For the Bars:
For the Drizzle:
- 4 ounces Cream Cheese, softened to room temperature
- 1/2 cup Monkfruit Sweetener
- 1 large Egg, at room temperature
- 1 Egg Yolk, at room temperature
- 1 1/2 teaspoons Pure Vanilla Extract
- 1 1/2 cups Almond Flour, 150 g
- 3 tablespoons Coconut Flour, 23 g
- 1/2 tablespoon Baking Powder
- 2 teaspoons Ground Cinnamon
- 1/2 teaspoon Salt
- 3 tablespoons Cream Cheese, softened to room temperature
- 2 1/2 teaspoons Monkfruit Sweetener
- 1 1/2 teaspoons Milk of Choice
Preheat your oven to 350°F and line the bottom of an 8-inch pan with parchment paper, rubbing the sides generously with oil or nonstick spray.
In a large bowl, using an electric hand mixer, beat the cream cheese and monkfruit until fluffy and combined, scraping the sides as needed.
Add in the egg, yolk and vanilla and beat until combined.
Add all the remaining ingredients (except for the drizzle) and stir until well mixed.
Transfer to the prepared pan and press out evenly (using VERY lightly damp hands will help a lot here.)
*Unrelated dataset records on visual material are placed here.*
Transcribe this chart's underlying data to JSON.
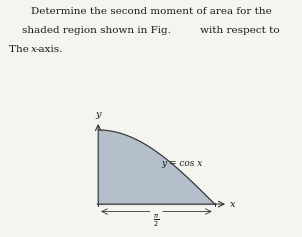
{
  "title_line1": "Determine the second moment of area for the",
  "title_line2": "shaded region shown in Fig.         with respect to",
  "title_line3": "The ",
  "title_line3_italic": "x",
  "title_line3_end": "-axis.",
  "shade_color": "#9FAEBF",
  "shade_alpha": 0.75,
  "curve_label": "y = cos x",
  "y_label": "y",
  "x_label": "x",
  "pi_label": "π",
  "pi_denom": "2",
  "fig_width": 3.02,
  "fig_height": 2.37,
  "background_color": "#f5f5f0",
  "text_color": "#1a1a1a",
  "axis_color": "#333333",
  "font_size_title": 7.5,
  "font_size_labels": 7,
  "font_size_curve": 6.5
}
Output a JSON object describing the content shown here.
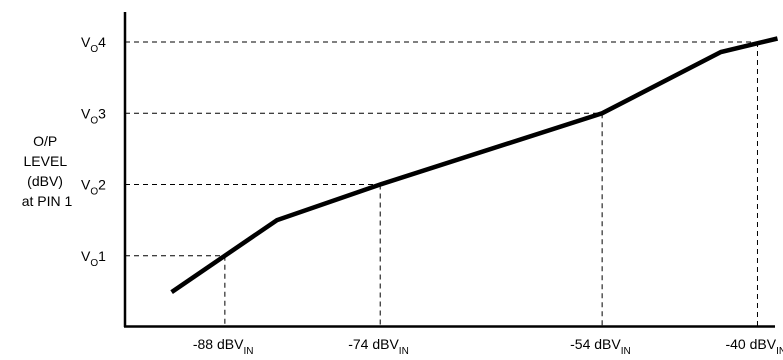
{
  "chart_data": {
    "type": "line",
    "ylabel_lines": [
      "O/P",
      "LEVEL",
      "(dBV)",
      "at PIN 1"
    ],
    "y_ticks": [
      {
        "main": "V",
        "sub": "O",
        "suffix": "1",
        "level": 1
      },
      {
        "main": "V",
        "sub": "O",
        "suffix": "2",
        "level": 2
      },
      {
        "main": "V",
        "sub": "O",
        "suffix": "3",
        "level": 3
      },
      {
        "main": "V",
        "sub": "O",
        "suffix": "4",
        "level": 4
      }
    ],
    "x_ticks": [
      {
        "main": "-88 dBV",
        "sub": "IN",
        "value": -88
      },
      {
        "main": "-74 dBV",
        "sub": "IN",
        "value": -74
      },
      {
        "main": "-54 dBV",
        "sub": "IN",
        "value": -54
      },
      {
        "main": "-40 dBV",
        "sub": "IN",
        "value": -40
      }
    ],
    "series": [
      {
        "x": [
          -92.8,
          -83.3,
          -74,
          -54,
          -43.3,
          -38.2
        ],
        "y": [
          0.49,
          1.5,
          2.0,
          3.0,
          3.86,
          4.05
        ]
      }
    ],
    "xlim": [
      -97,
      -37.7
    ],
    "ylim": [
      0,
      4.59
    ],
    "grid": "dashed guide lines from each tick to the curve",
    "colors": {
      "line": "#000000",
      "guide": "#000000"
    }
  }
}
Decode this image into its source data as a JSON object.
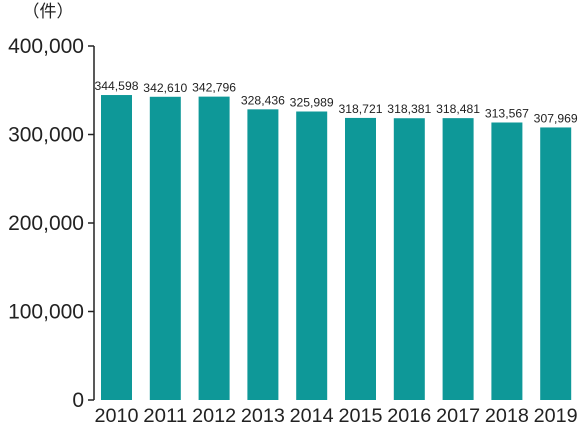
{
  "chart_data": {
    "type": "bar",
    "unit_label": "（件）",
    "categories": [
      "2010",
      "2011",
      "2012",
      "2013",
      "2014",
      "2015",
      "2016",
      "2017",
      "2018",
      "2019"
    ],
    "values": [
      344598,
      342610,
      342796,
      328436,
      325989,
      318721,
      318381,
      318481,
      313567,
      307969
    ],
    "value_labels": [
      "344,598",
      "342,610",
      "342,796",
      "328,436",
      "325,989",
      "318,721",
      "318,381",
      "318,481",
      "313,567",
      "307,969"
    ],
    "yticks": [
      0,
      100000,
      200000,
      300000,
      400000
    ],
    "ytick_labels": [
      "0",
      "100,000",
      "200,000",
      "300,000",
      "400,000"
    ],
    "ylim": [
      0,
      400000
    ],
    "bar_color": "#0e9898",
    "axis_color": "#222222",
    "grid": false,
    "legend": "none",
    "title": "",
    "xlabel": "",
    "ylabel": ""
  }
}
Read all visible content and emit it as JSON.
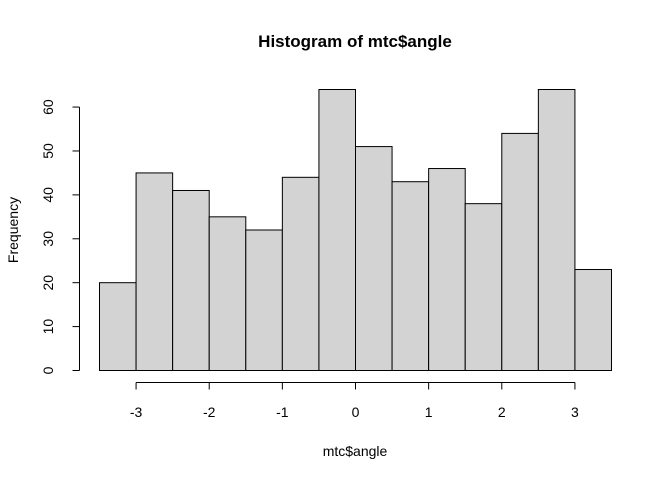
{
  "chart_data": {
    "type": "bar",
    "title": "Histogram of mtc$angle",
    "xlabel": "mtc$angle",
    "ylabel": "Frequency",
    "bins": [
      {
        "start": -3.5,
        "end": -3.0,
        "count": 20
      },
      {
        "start": -3.0,
        "end": -2.5,
        "count": 45
      },
      {
        "start": -2.5,
        "end": -2.0,
        "count": 41
      },
      {
        "start": -2.0,
        "end": -1.5,
        "count": 35
      },
      {
        "start": -1.5,
        "end": -1.0,
        "count": 32
      },
      {
        "start": -1.0,
        "end": -0.5,
        "count": 44
      },
      {
        "start": -0.5,
        "end": 0.0,
        "count": 64
      },
      {
        "start": 0.0,
        "end": 0.5,
        "count": 51
      },
      {
        "start": 0.5,
        "end": 1.0,
        "count": 43
      },
      {
        "start": 1.0,
        "end": 1.5,
        "count": 46
      },
      {
        "start": 1.5,
        "end": 2.0,
        "count": 38
      },
      {
        "start": 2.0,
        "end": 2.5,
        "count": 54
      },
      {
        "start": 2.5,
        "end": 3.0,
        "count": 64
      },
      {
        "start": 3.0,
        "end": 3.5,
        "count": 23
      }
    ],
    "xticks": [
      -3,
      -2,
      -1,
      0,
      1,
      2,
      3
    ],
    "yticks": [
      0,
      10,
      20,
      30,
      40,
      50,
      60
    ],
    "xlim": [
      -3.5,
      3.5
    ],
    "ylim": [
      0,
      64
    ],
    "bar_color": "#d3d3d3",
    "grid": false
  }
}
Bake until the edges are golden brown, and a toothpick inserted in the middle comes out clean, about 20-25 minutes. Let cool COMPLETELY in the pan.
Once cool, whisk the softened cream cheese and monkfruit together. Then, add the milk of choice and whisk until thick.
Transfer to a small piping bag (or a Ziploc with the tip cut off) and pipe a thin drizzle onto each bar.
- As with all gluten free baking, please weigh your flour to ensure accurate results.
- Bars are best stored in the freezer and left at room temperature to thaw, or else they dry out.